Definining Data Decomposition across CUDA, OpenCL, Metal

Monday, December 12th, 2016

When attempting to solve computational problems using accelerators (for example graphics processing units) a central challenge is to decompose the computation into many small identical problems. These small problems are then mapped to execution units of a given accelerator and solved in parallel.

7516040142_6af3d0b83b_k
Décomposition lumineuse, image by Groume

The three household low level accelerator frameworks are CUDA, OpenCL and Metal. Next to mapping sub-problems to execution units they also allow for sub-problems to be grouped together. Groups of sub-problems have certain interesting properties:

  • they can be synchronized and
  • they can share data.

Accelerator frameworks thus ask developers to define two layers of data decomposition: (1) the overall size of the problem space and (2) the size of a group of sub-problems.

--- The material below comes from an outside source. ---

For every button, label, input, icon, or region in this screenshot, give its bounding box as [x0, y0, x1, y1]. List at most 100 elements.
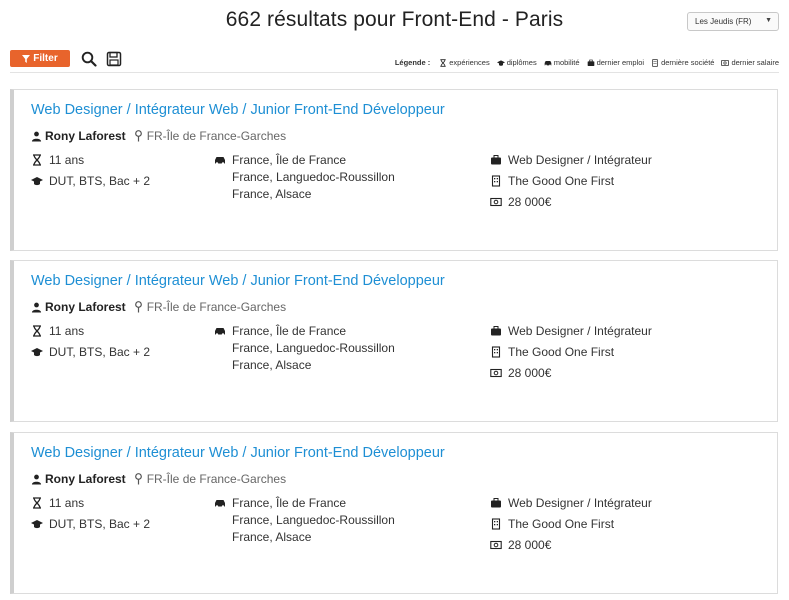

Moving a problem from one accelerator framework to another or implementing a solution using multiple accelerator frameworks can be interesting. Frameworks are very similar but the devil is in the detail. There is no standard of mapping sub-problems to execution units. Both the naming conventions and the semantics are different:

CUDA OpenCL Metal Aura
level 1 grid global work threads per group mesh
level 2 block local work thread groups bundle
overall grid * block global work threads per group *
thread groups
mesh * bundle

I added to this table the naming convention and semantics for for the Aura library that is under development. The library wraps the three standard accelerator frameworks and exposes a single API for all three.